JACKIE (2016) : LE REBOND
Outre son Oscar pour Black Swan, les années 2010 ne sont pas aussi marquantes qu'espérées pour Natalie Portman. Son rôle dans les deux Thor ne resteront pas parmi les sommets de sa carrière (surtout qu'elle a voulu quitter le second film lorsque Patty Jenkins en a été évincée).
Jane Got A Gun est surtout mémorable pour ses coulisses chaotiques, avec une réalisatrice qui ne s'est jamais présentée et un casting qui a changé. Et Planétarium, son premier long métrage sous la direction d'une réalisatrice française (la très talentueuse Rebecca Zlotowski) déçoit. Heureusement, il y a Jackie.
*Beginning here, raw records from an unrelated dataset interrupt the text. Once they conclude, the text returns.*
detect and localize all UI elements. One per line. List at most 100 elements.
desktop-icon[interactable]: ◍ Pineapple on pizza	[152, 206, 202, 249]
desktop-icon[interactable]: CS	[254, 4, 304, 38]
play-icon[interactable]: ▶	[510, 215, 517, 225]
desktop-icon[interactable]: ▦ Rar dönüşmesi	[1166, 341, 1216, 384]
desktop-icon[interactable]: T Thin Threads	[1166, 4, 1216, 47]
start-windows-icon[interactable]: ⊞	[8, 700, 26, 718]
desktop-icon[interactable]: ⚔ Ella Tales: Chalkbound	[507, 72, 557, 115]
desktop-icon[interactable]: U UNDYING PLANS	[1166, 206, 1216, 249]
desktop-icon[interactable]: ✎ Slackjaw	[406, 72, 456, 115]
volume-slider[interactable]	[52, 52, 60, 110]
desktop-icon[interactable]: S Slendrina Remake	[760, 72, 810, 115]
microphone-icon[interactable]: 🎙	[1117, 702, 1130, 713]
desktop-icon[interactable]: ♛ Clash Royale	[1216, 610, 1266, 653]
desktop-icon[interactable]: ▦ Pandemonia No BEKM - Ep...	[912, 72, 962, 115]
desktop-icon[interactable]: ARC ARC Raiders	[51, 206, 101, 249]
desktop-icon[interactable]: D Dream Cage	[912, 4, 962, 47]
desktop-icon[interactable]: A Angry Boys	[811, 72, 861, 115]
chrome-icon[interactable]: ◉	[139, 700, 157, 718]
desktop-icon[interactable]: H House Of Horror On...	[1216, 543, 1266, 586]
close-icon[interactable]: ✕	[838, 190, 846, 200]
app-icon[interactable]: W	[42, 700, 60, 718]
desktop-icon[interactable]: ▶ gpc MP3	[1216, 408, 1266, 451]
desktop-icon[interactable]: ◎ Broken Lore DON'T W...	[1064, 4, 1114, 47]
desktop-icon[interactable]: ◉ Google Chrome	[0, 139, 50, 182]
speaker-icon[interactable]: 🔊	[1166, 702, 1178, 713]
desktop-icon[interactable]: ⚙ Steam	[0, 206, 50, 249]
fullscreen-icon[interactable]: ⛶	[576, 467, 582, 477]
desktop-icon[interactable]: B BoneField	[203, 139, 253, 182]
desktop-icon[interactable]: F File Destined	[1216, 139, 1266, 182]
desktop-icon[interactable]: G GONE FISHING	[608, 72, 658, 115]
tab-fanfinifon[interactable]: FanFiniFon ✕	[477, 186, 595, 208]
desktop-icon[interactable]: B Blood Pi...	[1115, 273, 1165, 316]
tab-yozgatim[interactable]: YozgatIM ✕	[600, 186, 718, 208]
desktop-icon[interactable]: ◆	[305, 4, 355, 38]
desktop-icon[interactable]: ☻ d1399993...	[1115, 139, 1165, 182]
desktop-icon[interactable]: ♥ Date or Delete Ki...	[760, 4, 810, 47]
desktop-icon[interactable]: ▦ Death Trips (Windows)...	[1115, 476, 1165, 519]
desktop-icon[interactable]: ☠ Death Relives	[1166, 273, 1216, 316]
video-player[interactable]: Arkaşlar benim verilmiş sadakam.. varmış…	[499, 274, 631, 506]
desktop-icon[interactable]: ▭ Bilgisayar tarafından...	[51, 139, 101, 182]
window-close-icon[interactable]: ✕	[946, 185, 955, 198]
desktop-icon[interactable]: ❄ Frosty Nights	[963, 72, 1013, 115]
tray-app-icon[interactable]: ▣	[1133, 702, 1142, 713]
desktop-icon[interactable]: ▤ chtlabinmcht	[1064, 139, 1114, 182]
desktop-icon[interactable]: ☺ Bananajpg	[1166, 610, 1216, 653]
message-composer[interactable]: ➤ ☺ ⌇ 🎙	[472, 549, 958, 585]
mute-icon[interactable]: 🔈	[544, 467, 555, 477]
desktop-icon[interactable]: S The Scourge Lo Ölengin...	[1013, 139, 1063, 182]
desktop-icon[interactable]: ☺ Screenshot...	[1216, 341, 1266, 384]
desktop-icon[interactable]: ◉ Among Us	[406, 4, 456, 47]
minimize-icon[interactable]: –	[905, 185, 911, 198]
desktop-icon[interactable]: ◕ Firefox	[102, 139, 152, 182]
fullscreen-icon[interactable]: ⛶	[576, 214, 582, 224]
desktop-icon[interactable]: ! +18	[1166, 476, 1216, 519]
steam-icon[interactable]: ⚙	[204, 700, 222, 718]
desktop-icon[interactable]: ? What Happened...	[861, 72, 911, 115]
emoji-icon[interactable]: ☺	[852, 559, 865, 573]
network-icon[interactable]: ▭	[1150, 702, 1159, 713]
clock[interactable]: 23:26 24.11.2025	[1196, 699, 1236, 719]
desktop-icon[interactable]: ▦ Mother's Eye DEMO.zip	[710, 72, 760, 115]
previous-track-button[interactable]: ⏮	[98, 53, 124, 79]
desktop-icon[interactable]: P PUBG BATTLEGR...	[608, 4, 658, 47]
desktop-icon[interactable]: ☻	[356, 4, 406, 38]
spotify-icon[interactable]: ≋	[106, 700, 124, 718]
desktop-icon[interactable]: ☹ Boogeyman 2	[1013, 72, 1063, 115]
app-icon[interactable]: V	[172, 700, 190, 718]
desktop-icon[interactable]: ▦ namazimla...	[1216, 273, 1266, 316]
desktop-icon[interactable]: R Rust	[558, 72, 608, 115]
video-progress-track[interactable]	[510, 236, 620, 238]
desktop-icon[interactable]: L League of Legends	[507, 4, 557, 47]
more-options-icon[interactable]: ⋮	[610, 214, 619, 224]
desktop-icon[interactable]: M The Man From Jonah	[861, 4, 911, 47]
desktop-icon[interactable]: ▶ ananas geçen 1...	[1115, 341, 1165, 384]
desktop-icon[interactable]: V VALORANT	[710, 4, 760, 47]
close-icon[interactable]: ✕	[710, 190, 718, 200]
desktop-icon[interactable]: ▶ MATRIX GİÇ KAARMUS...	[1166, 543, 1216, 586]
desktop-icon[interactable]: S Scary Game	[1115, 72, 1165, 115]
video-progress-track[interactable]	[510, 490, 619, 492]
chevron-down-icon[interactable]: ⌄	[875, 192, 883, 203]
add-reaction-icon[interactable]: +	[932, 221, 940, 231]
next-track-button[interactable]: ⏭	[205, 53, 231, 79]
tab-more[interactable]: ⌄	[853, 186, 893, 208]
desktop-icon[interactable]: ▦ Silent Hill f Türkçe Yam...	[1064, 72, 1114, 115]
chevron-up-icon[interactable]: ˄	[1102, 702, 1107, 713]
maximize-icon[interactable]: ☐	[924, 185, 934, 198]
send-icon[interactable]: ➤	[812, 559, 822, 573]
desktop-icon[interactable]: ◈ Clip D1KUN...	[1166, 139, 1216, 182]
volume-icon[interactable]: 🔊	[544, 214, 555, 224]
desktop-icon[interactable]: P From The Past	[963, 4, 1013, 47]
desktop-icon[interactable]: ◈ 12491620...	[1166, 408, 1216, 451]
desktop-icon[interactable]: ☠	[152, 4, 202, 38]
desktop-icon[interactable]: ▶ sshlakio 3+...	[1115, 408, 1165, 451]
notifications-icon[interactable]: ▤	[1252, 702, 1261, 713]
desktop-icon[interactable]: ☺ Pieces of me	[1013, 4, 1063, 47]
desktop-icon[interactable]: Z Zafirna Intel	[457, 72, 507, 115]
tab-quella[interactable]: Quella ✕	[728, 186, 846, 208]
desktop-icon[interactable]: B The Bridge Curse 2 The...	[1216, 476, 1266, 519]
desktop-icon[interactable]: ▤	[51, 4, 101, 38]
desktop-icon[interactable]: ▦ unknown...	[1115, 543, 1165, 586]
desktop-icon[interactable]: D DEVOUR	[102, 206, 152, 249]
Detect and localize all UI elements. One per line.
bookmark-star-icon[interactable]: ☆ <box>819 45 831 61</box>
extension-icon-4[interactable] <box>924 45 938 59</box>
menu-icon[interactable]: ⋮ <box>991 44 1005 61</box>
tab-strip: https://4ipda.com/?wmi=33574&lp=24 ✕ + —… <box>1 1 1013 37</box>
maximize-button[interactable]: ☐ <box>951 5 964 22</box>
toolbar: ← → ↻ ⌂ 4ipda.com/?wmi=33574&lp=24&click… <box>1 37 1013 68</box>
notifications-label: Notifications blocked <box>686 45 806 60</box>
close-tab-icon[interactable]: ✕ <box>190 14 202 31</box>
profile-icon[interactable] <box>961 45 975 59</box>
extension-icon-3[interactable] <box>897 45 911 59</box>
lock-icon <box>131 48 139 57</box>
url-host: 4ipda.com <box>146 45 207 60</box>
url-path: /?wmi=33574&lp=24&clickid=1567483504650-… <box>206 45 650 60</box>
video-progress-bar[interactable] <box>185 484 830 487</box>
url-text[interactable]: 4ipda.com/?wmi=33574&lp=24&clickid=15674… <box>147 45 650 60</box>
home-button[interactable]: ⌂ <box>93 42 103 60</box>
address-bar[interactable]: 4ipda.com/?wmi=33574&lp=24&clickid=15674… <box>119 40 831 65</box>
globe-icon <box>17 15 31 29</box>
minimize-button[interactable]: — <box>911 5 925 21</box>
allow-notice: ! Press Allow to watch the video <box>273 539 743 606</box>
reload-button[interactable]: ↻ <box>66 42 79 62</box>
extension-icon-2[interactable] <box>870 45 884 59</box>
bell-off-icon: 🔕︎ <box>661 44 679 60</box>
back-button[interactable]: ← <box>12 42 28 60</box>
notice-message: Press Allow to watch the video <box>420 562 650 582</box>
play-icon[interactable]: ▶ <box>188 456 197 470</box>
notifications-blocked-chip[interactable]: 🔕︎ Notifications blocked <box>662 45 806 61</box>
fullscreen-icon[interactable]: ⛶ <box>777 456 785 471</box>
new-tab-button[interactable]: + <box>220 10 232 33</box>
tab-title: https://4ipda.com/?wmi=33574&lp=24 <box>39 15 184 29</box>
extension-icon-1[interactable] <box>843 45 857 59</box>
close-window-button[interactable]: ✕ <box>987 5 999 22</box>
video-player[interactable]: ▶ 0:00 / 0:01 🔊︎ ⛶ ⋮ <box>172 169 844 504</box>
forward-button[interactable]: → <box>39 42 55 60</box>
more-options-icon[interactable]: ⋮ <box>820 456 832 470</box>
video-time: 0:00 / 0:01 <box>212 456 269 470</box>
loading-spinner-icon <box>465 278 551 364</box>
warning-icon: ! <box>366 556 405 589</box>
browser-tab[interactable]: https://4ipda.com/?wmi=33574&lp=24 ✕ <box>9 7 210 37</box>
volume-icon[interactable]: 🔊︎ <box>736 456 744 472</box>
Second biopic d'affilée pour Pablo Larrain, après le très emballant Neruda, le long métrage fait un gros plan sur la veuve de John F. Kennedy. En la suivant pendant les jours consécutifs à l'assassinat du 35ème Président des États-Unis, pour nous révéler ce qui se cachait derrière l'image élégante et sophistiquée qui était la sienne.
Un pur jeu de miroirs où la mise en scène, brillante, décrypte une icône en opposant ses facettes publique et privée, comme le réalisateur le fera quelques années plus tard avec Lady Di dans Spencer.
Dans un rôle beaucoup plus complexe et nuancé qu'on aurait pu le penser, Natalie Portman nous offre l'une de ses meilleures prestations, sans tomber dans la performance.
Comme le film et son héroïne, la comédienne a souvent tenté d'aller au-delà de l'image qui était la sienne, avec plus ou moins de réussite. Mais la nomination aux Oscars reçue pour Jackie ne rend pas assez justice à sa partition phénoménale.